To see my catalogue of live music check out my list on etree.
So, when the Live Music Archive (LMA) began uploading Grateful Dead shows a couple of years ago, I was more than stoked. I, like so many others around the globe, began furiously downloading all those tasty bites from shows we had only read about in Deadbase, or seen on others lists for so long. I had collected/traded tapes since 1985, and I have over 1000 hours. When LMA put the Dead up, I had a pretty repectable collection on CD, but I truly took full advantage of what they had to offer.
What did they offer? Not only the shows themselves were available in soundboard or audience, but also a place to comment about the show. Whether you were there, and wanted to share what it was like when Jerry grinned after singing "test me, test me. Why don't you arrest me?", or you've had this show on tape for 20 years, and thank the good gods for LMA.
The day before Thanksgiving, the Dead decided to pull all of the soundboards off of LMA. They haven't, as of today, stated their reasons for this. Many are calling the Dead greedy. I consider these people to be the one's who showed up for the shows just to hang in the parking lot, never intending to go inside. You ruined the scene, btw.
I think the Dead have generally been poor businessmen through the years, and they know this. They have trusted many people, from Mickey Hart's own father, Lenny Hart, who robbed them of thousands of dollars, to Ron Rakow, who had bad ideas, and also bilked the band out of much hard earned money.
After Jerry died, it was obvious the band as a business would have to downsize. And downsize they did. Today they don't tour as much. They live off of royalties (they sure didn't have much luck with their studio albums), and of course anything they make off of the road, after the over head is paid.
If the band wants to keep the soundboards off of LMA so they can package them themselves, it's their right to do so as the intellectual owners of the works. Yes, Jerry said many times once they're done with it, it's ours. But the band needs to survive into their old age as well. They recently laid off more GDP employees, including Ram Rod, one of the original roadies from 1965. That was not an easy decision to make.
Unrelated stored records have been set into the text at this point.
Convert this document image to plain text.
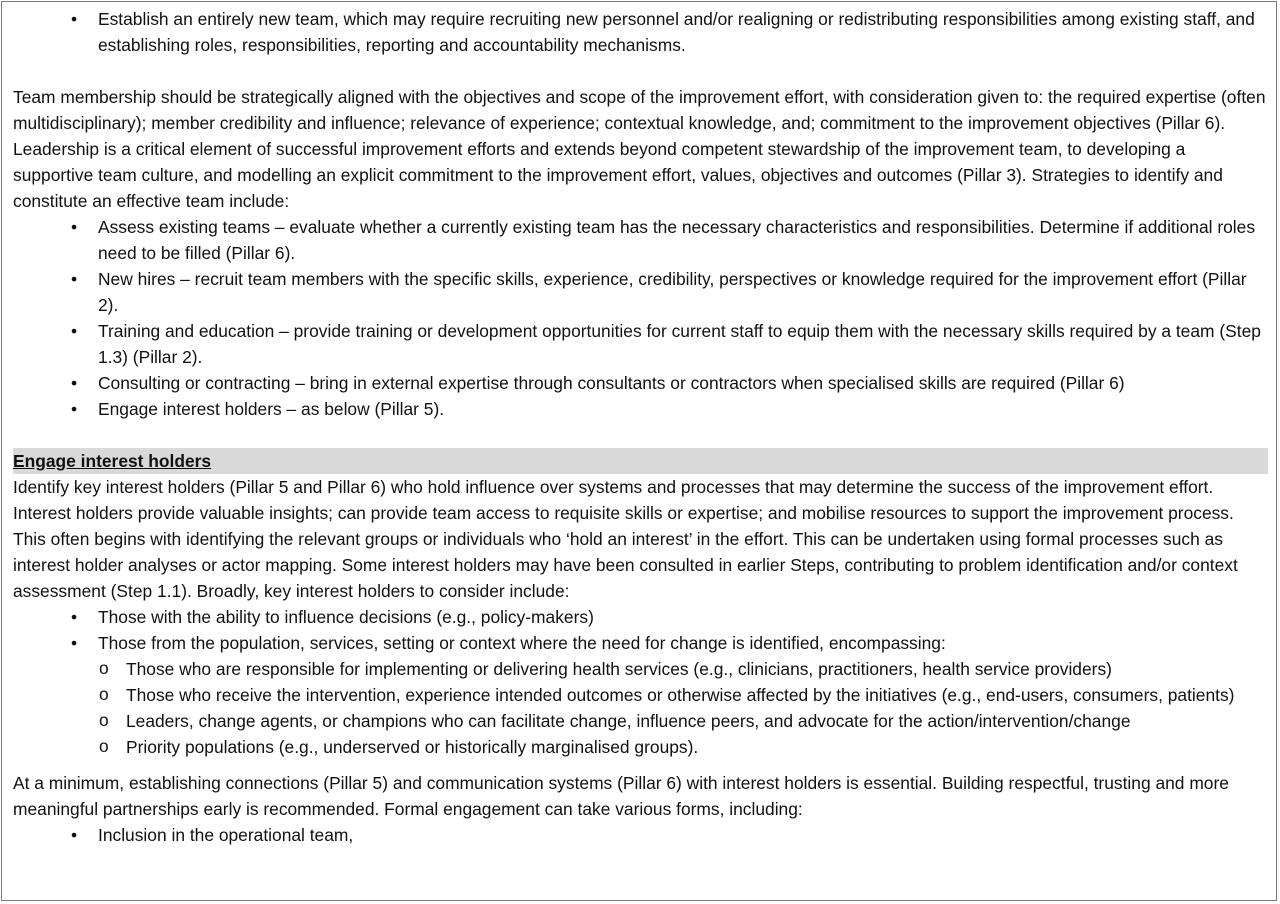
• Establish an entirely new team, which may require recruiting new personnel and/or realigning or redistributing responsibilities among existing staff, and establishing roles, responsibilities, reporting and accountability mechanisms.

Team membership should be strategically aligned with the objectives and scope of the improvement effort, with consideration given to: the required expertise (often multidisciplinary); member credibility and influence; relevance of experience; contextual knowledge, and; commitment to the improvement objectives (Pillar 6). Leadership is a critical element of successful improvement efforts and extends beyond competent stewardship of the improvement team, to developing a supportive team culture, and modelling an explicit commitment to the improvement effort, values, objectives and outcomes (Pillar 3). Strategies to identify and constitute an effective team include:

• Assess existing teams – evaluate whether a currently existing team has the necessary characteristics and responsibilities. Determine if additional roles need to be filled (Pillar 6).
• New hires – recruit team members with the specific skills, experience, credibility, perspectives or knowledge required for the improvement effort (Pillar 2).
• Training and education – provide training or development opportunities for current staff to equip them with the necessary skills required by a team (Step 1.3) (Pillar 2).
• Consulting or contracting – bring in external expertise through consultants or contractors when specialised skills are required (Pillar 6)
• Engage interest holders – as below (Pillar 5).
Engage interest holders

Identify key interest holders (Pillar 5 and Pillar 6) who hold influence over systems and processes that may determine the success of the improvement effort. Interest holders provide valuable insights; can provide team access to requisite skills or expertise; and mobilise resources to support the improvement process. This often begins with identifying the relevant groups or individuals who ‘hold an interest’ in the effort. This can be undertaken using formal processes such as interest holder analyses or actor mapping. Some interest holders may have been consulted in earlier Steps, contributing to problem identification and/or context assessment (Step 1.1). Broadly, key interest holders to consider include:

• Those with the ability to influence decisions (e.g., policy-makers)
• Those from the population, services, setting or context where the need for change is identified, encompassing:
o Those who are responsible for implementing or delivering health services (e.g., clinicians, practitioners, health service providers)
o Those who receive the intervention, experience intended outcomes or otherwise affected by the initiatives (e.g., end-users, consumers, patients)
o Leaders, change agents, or champions who can facilitate change, influence peers, and advocate for the action/intervention/change
o Priority populations (e.g., underserved or historically marginalised groups).

At a minimum, establishing connections (Pillar 5) and communication systems (Pillar 6) with interest holders is essential. Building respectful, trusting and more meaningful partnerships early is recommended. Formal engagement can take various forms, including:

• Inclusion in the operational team,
One thing that disturbs me though is what GD publicist, and acquaintance of mine, Dennis McNally said regarding the trading community. He didn't see LMA as a community at all, just the high powered internet allowing folks to horde as much music as they can, as fast as they can.
I disagree. I did enjoy the idea of searching people's lists and making the trade, and going to the post office too, but i see little difference with what LMA offers. If LMA didn't offer the an area to discuss each show, then perhaps Dennis has a point, but this is an area where we can all get together and SHARE the music. The band does not exist anymore. The technology of today dictates that we will move at a faster rate. To disallow the music to be shared in this way is to only postponing the inevitable.
I miss seeing the boys live. I love pulling out a show from any era and being magically transformed to that place above the clouds, where only the Grateful Dead can take me. The trading will live on. The band can package all the music they like. Some will purchase it. Others will boycott it. Either way, as Jerry told us, "Once we're done with it, you can have it."
We'll take it any way we can get it.
The Grateful Dead are dead. Long live the Grateful Dead!